Answer: Conjugate = $Z'=\frac{3+2i}{2-5i} -\frac{3-2i}{2+5i}$ and modulus =$\sqrt{\frac{64}{841} }$.

Step-by-step explanation:

Concept: A complex number is represented as  the sum of a real number and an imaginary number. It is of the form a + ib where a and b are both real numbers and i stands for iota which takes the value as $\sqrt{-1}$ which is the imaginary part and hence a forms the real part and b*i forms the imaginary part.

Modulus of a complex number: The complex number's modulus is the the distance of the point on the argand plane representing the complex number Z from the origin. P shall stand for the point designating the complex number Z = x + iy.

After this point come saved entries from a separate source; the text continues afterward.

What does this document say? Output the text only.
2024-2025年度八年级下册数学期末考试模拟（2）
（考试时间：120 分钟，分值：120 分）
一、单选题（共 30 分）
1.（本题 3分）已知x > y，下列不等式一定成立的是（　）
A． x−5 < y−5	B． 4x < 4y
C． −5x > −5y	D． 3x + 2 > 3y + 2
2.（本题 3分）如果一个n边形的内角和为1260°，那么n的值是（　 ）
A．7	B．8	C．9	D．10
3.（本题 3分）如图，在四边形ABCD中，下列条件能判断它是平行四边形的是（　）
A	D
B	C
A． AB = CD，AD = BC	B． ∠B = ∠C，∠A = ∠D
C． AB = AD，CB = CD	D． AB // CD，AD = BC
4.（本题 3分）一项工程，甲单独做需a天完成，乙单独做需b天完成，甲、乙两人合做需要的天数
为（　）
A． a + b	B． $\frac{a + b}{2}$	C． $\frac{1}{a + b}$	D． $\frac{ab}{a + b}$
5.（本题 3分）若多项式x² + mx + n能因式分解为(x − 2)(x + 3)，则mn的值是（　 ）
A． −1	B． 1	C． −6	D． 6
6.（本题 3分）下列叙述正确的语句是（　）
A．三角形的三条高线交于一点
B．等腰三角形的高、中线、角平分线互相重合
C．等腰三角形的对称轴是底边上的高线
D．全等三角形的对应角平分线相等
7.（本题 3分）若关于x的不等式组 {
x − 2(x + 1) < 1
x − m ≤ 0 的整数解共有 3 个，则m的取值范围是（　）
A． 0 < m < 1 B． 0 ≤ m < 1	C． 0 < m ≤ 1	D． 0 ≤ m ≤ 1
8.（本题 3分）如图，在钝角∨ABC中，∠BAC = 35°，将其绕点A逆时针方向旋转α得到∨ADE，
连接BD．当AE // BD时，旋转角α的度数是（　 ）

Then, OP = |Z| = $\sqrt{x^{2} +y^{2} }$ .

Conjugate of a complex number: It is obtained by changing the sign between the real and the imaginary part of the complex number.

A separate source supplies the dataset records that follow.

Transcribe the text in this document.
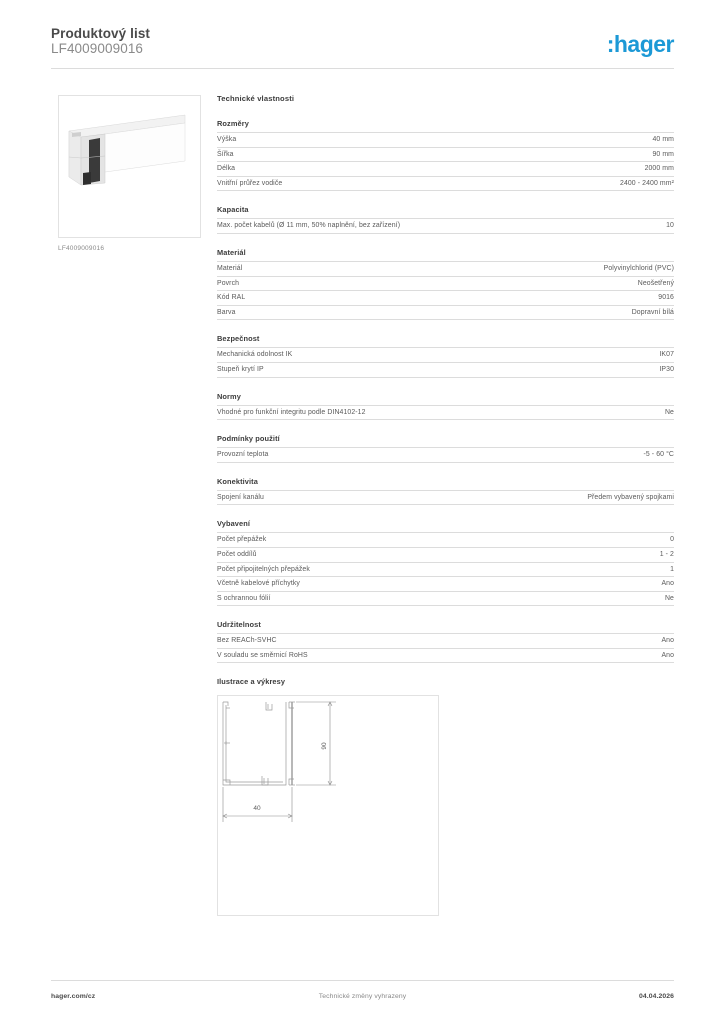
Produktový list
LF4009009016	:hager
LF4009009016
Technické vlastnosti
Rozměry
Výška	40 mm
Šířka	90 mm
Délka	2000 mm
Vnitřní průřez vodiče	2400 - 2400 mm²
Kapacita
Max. počet kabelů (Ø 11 mm, 50% naplnění, bez zařízení)	10
Materiál
Materiál	Polyvinylchlorid (PVC)
Povrch	Neošetřený
Kód RAL	9016
Barva	Dopravní bílá
Bezpečnost
Mechanická odolnost IK	IK07
Stupeň krytí IP	IP30
Normy
Vhodné pro funkční integritu podle DIN4102-12	Ne
Podmínky použití
Provozní teplota	-5 - 60 °C
Konektivita
Spojení kanálu	Předem vybavený spojkami
Vybavení
Počet přepážek	0
Počet oddílů	1 - 2
Počet připojitelných přepážek	1
Včetně kabelové příchytky	Ano
S ochrannou fólií	Ne
Udržitelnost
Bez REACh-SVHC	Ano
V souladu se směrnicí RoHS	Ano
Ilustrace a výkresy
90
40
hager.com/cz	Technické změny vyhrazeny	04.04.2026
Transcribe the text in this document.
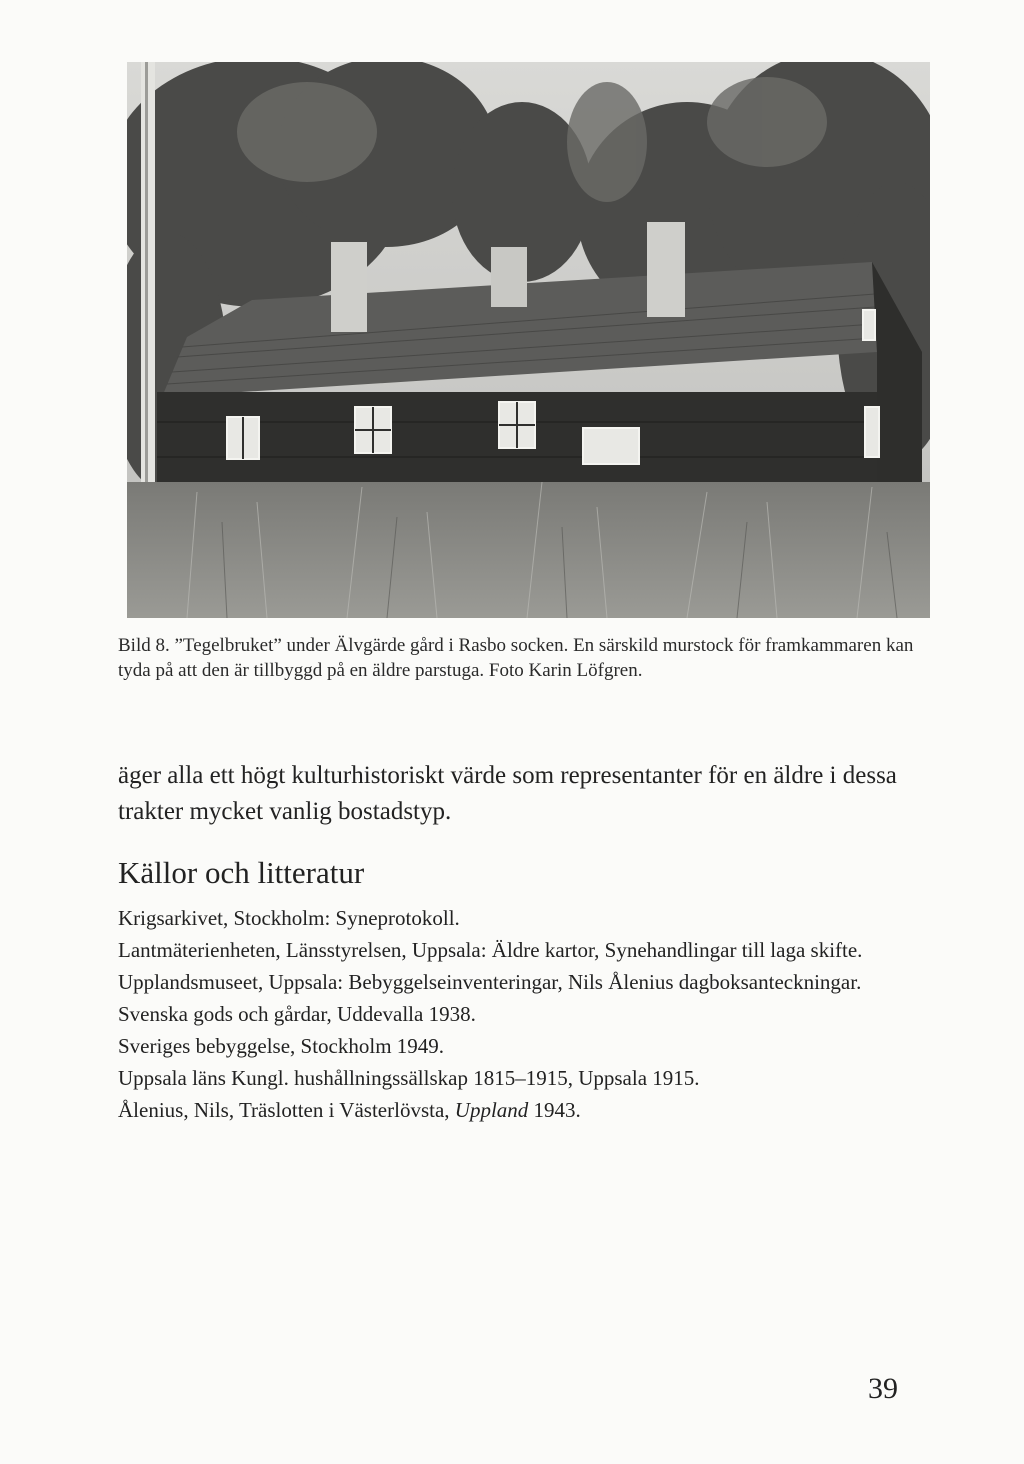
Bild 8. ”Tegelbruket” under Älvgärde gård i Rasbo socken. En särskild murstock för framkammaren kan tyda på att den är tillbyggd på en äldre parstuga. Foto Karin Löfgren.
äger alla ett högt kulturhistoriskt värde som representanter för en äldre i dessa trakter mycket vanlig bostadstyp.
Källor och litteratur
Krigsarkivet, Stockholm: Syneprotokoll.
Lantmäterienheten, Länsstyrelsen, Uppsala: Äldre kartor, Synehandlingar till laga skifte.
Upplandsmuseet, Uppsala: Bebyggelseinventeringar, Nils Ålenius dagboksanteckningar.
Svenska gods och gårdar, Uddevalla 1938.
Sveriges bebyggelse, Stockholm 1949.
Uppsala läns Kungl. hushållningssällskap 1815–1915, Uppsala 1915.
Ålenius, Nils, Träslotten i Västerlövsta, Uppland 1943.
39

Step 1: let,  $Z=\frac{3+2i}{2-5i} +\frac{3-2i}{2+5i}$

Now,

$Z=\frac{3+2i}{2-5i} +\frac{3-2i}{2+5i} \\=\frac{(3+2i)(2+5i)+(3-2i)(2-5i)}{(2-5i)(2+5i)} \\= \frac{6+15i+4i+10i^{2}+6-15i-4i+10i^{2} }{(4-25i^{2}) } \\= - \frac{8}{29}+i*0$

= a+bi, where a= $-\frac{8}{29}$ and b = 0

Step 2: Now in order to find the modulus of the Z, we follow the steps:

|Z| =$\sqrt{a^{2}+b^{2} }$= $\sqrt{(-\frac{8}{29})+0^{2} }$

                    = $\sqrt{\frac{64}{841} }$ = modulus of Z

Step 3: Now to get the conjugate of the complex number, we proceed as follows:

$Z=\frac{3+2i}{2-5i} +\frac{3-2i}{2+5i}$

⇒ $Z'=\frac{3+2i}{2-5i} -\frac{3-2i}{2+5i}$

So here Z' is the conjugate of the complex number Z.